Penetapan tersangka dilakukan usai pihaknya melakukan penyelidikan dan menemukan bukti permulaan yang cukup. “Sudah naik penyidikan dan penetapan tersangka, beberapa waktu lalu,” ungkap AKBP Bayu Putro Wijayanto, Jum’at (18/4/2025).

Bayu menjelaskan, setelah penetapan tersangka, penyidik sudah melayangkan surat panggilan pertama terhadap dokter RI untuk pemeriksaan. “Ini sudah panggilan tersangka. Kalau keterangan sesuai fakta, temuan, tindak pidana, nanti akan melakukan langkah lebihlanjut.

Sebelumnya, seorang dokter di Kota Medan bernama Dewiyana Simbolon diduga menjadi korban penganiayaan oleh atasannya sendiri sesama dokter.

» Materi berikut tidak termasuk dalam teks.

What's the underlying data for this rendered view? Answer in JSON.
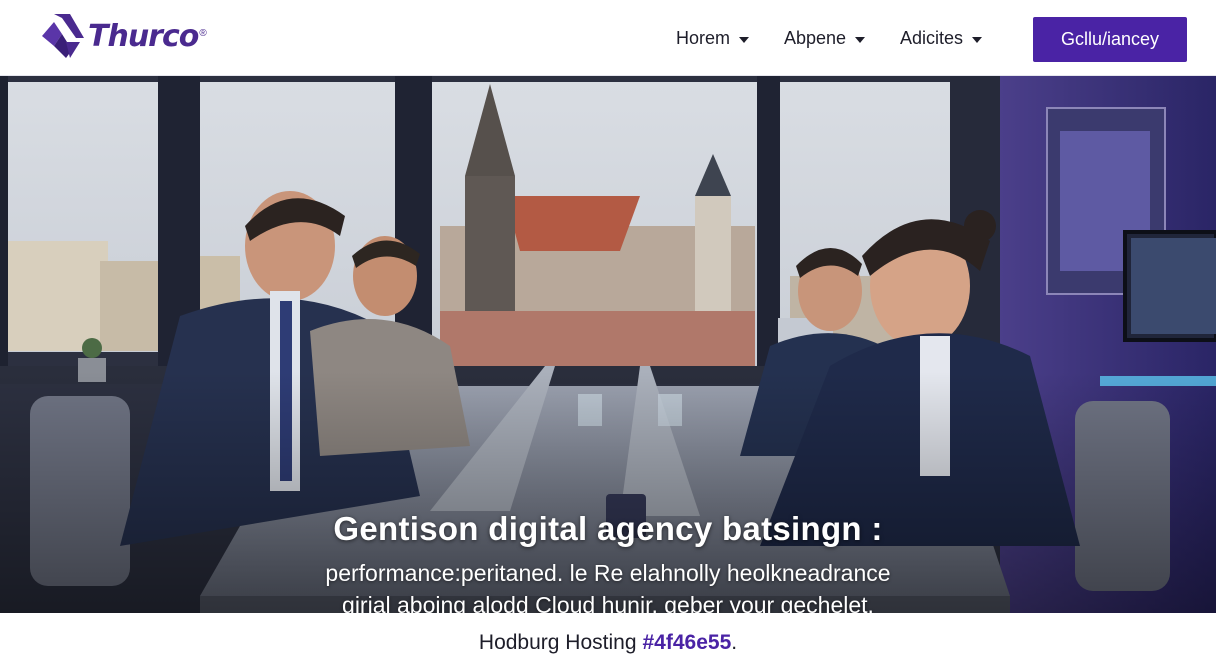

Akibat dugaan penganiayaan itu, bibir korban pecah, tangan, punggung, dan kakinya juga lebam-lebam diduga dipukul oleh atasannya berinisial RI.

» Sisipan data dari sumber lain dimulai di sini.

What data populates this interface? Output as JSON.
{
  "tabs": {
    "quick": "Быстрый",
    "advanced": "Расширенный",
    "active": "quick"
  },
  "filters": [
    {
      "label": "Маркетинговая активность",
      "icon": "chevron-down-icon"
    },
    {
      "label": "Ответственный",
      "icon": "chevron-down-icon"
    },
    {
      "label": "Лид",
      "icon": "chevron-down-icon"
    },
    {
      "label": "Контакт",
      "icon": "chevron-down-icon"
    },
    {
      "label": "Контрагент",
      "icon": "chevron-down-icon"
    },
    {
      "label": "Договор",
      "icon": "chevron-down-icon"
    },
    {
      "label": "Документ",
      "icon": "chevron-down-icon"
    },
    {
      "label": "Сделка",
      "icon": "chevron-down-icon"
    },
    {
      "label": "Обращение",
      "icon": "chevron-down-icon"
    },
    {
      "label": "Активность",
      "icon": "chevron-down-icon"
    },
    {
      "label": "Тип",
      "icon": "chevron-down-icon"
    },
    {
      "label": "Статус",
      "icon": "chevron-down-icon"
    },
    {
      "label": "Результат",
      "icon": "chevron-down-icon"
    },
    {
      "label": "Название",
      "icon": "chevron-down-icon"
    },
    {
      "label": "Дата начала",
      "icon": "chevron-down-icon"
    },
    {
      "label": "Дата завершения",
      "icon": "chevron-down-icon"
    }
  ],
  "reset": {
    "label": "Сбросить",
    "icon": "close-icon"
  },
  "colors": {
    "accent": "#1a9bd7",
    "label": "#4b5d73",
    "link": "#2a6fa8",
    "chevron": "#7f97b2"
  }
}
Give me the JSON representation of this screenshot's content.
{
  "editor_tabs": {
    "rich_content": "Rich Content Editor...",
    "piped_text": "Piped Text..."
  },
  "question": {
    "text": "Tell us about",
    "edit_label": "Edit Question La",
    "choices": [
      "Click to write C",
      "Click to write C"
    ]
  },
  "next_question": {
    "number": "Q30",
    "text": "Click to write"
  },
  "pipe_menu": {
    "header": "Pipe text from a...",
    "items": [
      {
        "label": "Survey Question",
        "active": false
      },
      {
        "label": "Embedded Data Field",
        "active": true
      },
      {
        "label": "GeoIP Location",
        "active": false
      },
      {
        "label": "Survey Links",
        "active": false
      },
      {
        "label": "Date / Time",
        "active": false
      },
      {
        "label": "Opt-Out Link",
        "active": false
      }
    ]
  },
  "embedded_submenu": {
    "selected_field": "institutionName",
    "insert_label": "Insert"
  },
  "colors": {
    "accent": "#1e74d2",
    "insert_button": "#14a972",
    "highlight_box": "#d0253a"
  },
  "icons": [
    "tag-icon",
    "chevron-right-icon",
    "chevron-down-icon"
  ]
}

Tak terima, Dewiyana pun melaporkan pemilik klinik yang berada di Kampung Lalang, Kecamatan Medan Sunggal tersebut ke Polrestabes Medan.

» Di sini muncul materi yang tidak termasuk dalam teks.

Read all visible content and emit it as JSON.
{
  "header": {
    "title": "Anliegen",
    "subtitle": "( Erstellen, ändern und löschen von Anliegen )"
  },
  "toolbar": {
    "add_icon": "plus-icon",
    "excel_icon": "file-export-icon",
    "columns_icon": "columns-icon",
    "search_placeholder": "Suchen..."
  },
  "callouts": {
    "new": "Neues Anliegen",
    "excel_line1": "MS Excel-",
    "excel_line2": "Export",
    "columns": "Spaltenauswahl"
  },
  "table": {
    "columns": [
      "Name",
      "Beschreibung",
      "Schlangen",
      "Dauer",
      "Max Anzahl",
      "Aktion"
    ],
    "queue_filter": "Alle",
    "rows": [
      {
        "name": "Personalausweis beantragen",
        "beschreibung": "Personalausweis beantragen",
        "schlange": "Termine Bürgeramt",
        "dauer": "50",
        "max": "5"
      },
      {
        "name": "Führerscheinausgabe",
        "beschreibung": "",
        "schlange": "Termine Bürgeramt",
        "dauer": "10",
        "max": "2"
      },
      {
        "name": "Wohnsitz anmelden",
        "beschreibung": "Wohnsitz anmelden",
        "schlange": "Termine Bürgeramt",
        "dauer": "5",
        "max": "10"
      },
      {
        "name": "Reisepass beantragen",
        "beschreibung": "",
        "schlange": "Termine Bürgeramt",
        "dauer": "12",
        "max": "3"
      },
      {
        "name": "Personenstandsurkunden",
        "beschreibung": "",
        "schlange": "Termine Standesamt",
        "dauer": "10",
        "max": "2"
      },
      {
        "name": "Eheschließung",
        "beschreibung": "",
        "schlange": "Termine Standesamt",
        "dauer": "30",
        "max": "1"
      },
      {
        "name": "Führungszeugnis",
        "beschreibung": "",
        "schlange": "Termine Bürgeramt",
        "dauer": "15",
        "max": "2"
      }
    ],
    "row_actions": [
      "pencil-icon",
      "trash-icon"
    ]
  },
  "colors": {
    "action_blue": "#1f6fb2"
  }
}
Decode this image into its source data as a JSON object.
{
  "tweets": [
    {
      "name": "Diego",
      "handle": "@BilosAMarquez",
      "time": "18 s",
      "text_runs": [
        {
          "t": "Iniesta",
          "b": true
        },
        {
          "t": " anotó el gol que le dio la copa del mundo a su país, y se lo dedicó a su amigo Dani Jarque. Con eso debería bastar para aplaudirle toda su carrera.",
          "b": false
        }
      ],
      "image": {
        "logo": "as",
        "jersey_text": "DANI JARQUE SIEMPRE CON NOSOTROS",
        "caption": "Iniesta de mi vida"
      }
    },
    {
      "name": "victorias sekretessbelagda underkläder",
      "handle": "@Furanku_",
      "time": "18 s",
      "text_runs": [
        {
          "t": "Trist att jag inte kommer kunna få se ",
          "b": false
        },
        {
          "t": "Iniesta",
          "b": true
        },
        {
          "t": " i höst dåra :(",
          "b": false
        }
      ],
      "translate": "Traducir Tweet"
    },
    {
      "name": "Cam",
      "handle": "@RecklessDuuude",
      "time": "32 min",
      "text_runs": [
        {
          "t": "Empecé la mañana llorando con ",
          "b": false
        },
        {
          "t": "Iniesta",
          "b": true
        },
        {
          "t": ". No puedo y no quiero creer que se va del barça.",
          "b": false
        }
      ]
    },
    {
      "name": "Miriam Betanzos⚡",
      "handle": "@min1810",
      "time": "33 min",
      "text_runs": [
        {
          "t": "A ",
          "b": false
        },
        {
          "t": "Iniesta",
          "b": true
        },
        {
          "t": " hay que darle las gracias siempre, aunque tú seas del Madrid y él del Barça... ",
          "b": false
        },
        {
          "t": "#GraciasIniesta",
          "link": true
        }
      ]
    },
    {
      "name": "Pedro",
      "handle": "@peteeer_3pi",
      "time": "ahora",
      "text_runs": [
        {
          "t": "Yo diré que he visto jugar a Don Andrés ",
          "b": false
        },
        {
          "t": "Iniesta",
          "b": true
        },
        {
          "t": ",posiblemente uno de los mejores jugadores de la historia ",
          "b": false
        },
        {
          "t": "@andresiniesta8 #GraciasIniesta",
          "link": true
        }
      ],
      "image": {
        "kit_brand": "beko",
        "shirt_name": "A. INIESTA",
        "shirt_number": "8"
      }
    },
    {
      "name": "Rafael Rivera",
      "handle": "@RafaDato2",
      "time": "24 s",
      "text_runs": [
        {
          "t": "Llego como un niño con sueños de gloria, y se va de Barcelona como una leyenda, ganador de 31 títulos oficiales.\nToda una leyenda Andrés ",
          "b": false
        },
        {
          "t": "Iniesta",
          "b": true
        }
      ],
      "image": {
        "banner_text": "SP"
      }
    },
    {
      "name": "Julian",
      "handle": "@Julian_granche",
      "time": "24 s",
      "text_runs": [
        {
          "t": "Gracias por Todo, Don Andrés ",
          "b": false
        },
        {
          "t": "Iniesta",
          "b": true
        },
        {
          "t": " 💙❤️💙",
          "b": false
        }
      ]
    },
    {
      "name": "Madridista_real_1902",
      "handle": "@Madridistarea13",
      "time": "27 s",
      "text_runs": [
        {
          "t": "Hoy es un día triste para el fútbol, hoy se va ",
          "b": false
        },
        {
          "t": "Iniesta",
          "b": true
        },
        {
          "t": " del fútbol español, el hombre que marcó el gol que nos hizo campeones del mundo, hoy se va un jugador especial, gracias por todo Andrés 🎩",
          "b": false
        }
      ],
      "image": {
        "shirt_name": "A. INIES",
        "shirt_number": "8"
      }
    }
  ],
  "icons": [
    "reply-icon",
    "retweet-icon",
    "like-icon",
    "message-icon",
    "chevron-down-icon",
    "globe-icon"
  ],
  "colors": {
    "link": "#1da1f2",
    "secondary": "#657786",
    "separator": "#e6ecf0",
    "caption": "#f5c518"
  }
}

Dewiyana mengungkapkan, penganiayaan berlangsung pada Senin 4 November 2024, malam, saat dia sedang membahas pekerjaan dengan terduga pelaku. Saat itu, tiba-tiba handphonenya bordering.

Karena ibunya yang menelepon, korban pun mengangkat Hp nya. Menurutnya, ia sempat meminta izin untuk mengangkat telepon, namun terduga pelaku malah mencoba merampas dan memeriksa handphonenya.

Baca juga: Kawal Rombongan Moge, Polantas Ditabrak Truck

Menurut dugaan Dewiyana, RI curiga ada percakapan antara mereka berdua yang direkam. Sehingga RI emosi, dan langsung menganiaya Dewiyana secara membabi-buta.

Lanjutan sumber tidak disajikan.